Alternative Investments: Instruments, Performance, Benchmarks, and Strategies, edited by H. Kent Baker and Greg Filbeck (Wiley, 2013), is the latest addition to the Kolb Series in Finance. The books in this series, all hefty (this one is over 600 pages), are collections of papers by both academics and practitioners.
The editors have organized Alternative Investments around the standard offerings: real estate, private equity, commodities and managed futures, and hedge funds. In twenty-eight chapters the book’s contributors take the reader on a journey that touches on a wide range of topics, from the introductory to the arcane. The retail investor or the investing professional relatively new to the game can learn about the role of alternative investments in strategic asset allocation and investing in commodities. For the more academically and statistically oriented reader there is an analysis that uses multivariate cointegration techniques to ascertain whether “investors in REITs receive a return consistent with the direct real estate market.” The quick answer: the two tend toward a long-term equilibrium but financial markets lead movements in the real estate market.

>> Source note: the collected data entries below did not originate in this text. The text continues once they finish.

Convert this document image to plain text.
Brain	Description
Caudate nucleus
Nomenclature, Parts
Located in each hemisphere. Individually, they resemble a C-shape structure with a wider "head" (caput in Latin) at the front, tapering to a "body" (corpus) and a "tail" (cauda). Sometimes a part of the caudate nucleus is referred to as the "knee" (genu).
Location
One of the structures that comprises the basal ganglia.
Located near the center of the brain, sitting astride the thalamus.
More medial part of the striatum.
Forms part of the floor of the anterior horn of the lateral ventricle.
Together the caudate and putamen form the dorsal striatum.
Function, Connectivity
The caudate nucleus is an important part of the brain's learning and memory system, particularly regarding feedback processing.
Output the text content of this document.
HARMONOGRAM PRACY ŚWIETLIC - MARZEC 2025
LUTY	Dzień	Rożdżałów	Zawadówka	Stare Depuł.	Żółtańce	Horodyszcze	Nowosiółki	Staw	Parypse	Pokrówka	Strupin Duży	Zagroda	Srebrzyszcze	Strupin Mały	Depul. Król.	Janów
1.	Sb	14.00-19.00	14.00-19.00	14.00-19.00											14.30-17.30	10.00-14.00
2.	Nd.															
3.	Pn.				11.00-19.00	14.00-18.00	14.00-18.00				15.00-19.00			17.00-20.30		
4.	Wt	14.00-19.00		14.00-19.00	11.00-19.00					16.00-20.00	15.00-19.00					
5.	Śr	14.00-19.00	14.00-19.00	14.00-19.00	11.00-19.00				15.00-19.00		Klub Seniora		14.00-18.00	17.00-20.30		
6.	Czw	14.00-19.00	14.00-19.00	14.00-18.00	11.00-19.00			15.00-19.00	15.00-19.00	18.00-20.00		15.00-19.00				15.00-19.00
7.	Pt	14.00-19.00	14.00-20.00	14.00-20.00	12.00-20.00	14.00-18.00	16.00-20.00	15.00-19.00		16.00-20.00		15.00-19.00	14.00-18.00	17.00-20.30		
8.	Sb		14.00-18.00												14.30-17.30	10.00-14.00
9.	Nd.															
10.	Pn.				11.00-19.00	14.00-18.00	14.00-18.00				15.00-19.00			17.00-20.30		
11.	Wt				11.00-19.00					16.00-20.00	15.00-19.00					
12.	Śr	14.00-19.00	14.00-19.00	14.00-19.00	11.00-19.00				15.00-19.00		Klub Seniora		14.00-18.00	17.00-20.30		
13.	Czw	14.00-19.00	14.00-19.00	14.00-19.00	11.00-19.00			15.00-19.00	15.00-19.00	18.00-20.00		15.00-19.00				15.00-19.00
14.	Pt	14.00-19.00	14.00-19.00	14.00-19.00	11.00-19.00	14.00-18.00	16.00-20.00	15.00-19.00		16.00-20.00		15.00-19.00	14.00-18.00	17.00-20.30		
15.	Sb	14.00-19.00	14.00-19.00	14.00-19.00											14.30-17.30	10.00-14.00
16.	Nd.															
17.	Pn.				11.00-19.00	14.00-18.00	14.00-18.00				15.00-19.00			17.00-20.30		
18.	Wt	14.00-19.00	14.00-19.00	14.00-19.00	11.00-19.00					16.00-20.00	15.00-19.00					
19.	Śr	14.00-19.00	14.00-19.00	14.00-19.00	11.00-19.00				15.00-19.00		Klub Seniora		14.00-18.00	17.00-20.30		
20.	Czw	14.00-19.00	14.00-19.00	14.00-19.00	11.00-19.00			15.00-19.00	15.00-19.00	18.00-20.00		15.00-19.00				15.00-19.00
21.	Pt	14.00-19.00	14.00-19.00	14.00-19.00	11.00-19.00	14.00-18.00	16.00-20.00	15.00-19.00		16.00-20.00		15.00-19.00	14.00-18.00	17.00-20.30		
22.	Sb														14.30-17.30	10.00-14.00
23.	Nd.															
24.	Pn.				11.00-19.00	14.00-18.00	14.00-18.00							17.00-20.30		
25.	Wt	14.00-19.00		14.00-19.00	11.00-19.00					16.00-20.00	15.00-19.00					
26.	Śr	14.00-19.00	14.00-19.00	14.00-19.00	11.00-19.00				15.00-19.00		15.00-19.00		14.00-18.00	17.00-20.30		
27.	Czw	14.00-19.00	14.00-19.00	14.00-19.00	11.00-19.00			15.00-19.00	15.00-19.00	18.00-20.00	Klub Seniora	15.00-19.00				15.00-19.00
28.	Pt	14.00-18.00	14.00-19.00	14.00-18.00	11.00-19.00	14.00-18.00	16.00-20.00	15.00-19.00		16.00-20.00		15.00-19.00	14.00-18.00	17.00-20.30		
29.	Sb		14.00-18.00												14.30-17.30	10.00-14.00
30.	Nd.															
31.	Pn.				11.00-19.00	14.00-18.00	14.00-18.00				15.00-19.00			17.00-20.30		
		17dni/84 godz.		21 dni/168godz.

Some of the asset classes described in this book are not readily available to the retail investor. Take mezzanine capital, for instance. “Seasoned investors in alternative assets have come to realize its resilience as an asset class capable of generating stable noncorrelated returns across a wide variety of prevailing market conditions. … However, the bespoke nature of mezzanine instruments combined with their term structure mean that mezzanine capital is an illiquid asset class. For this reason, mezzanine debt is … best invested in by using either a dedicated closed-end blind pool fund or a specialist credit fund.” (p. 279) In brief, probably not for “the rest of us.” But, in case you’re interested, KeyBanc puts out a quarterly mezzanine debt newsletter.
To my mind the strongest part of the book is the one that deals with real estate. It includes seven chapters: “REITs and the Private Real Estate Market,” “Commercial Real Estate,” “Real Estate Investment Trusts,” “Mortgage-Backed Securities,” “Mezzanine Debt and Preferred Equity in Real Estate,” “Real Estate Appraisal and Valuation,” and “Performance of Real Estate Portfolios.” Now that real estate is no longer a dirty word, it is high time (never say “too late”) for serious investors to learn more about the nitty-gritty of investing in real estate. No, not flipping condos, but how the pros do it. It’s a complicated field, but it remains a potentially lucrative alternative investment. Even if you’re simply buying a REIT, you should know more than most investors probably do.
Students and investment professionals would do well to read the whole book. The retail investor can pick and choose. Whatever your method, you will be well rewarded.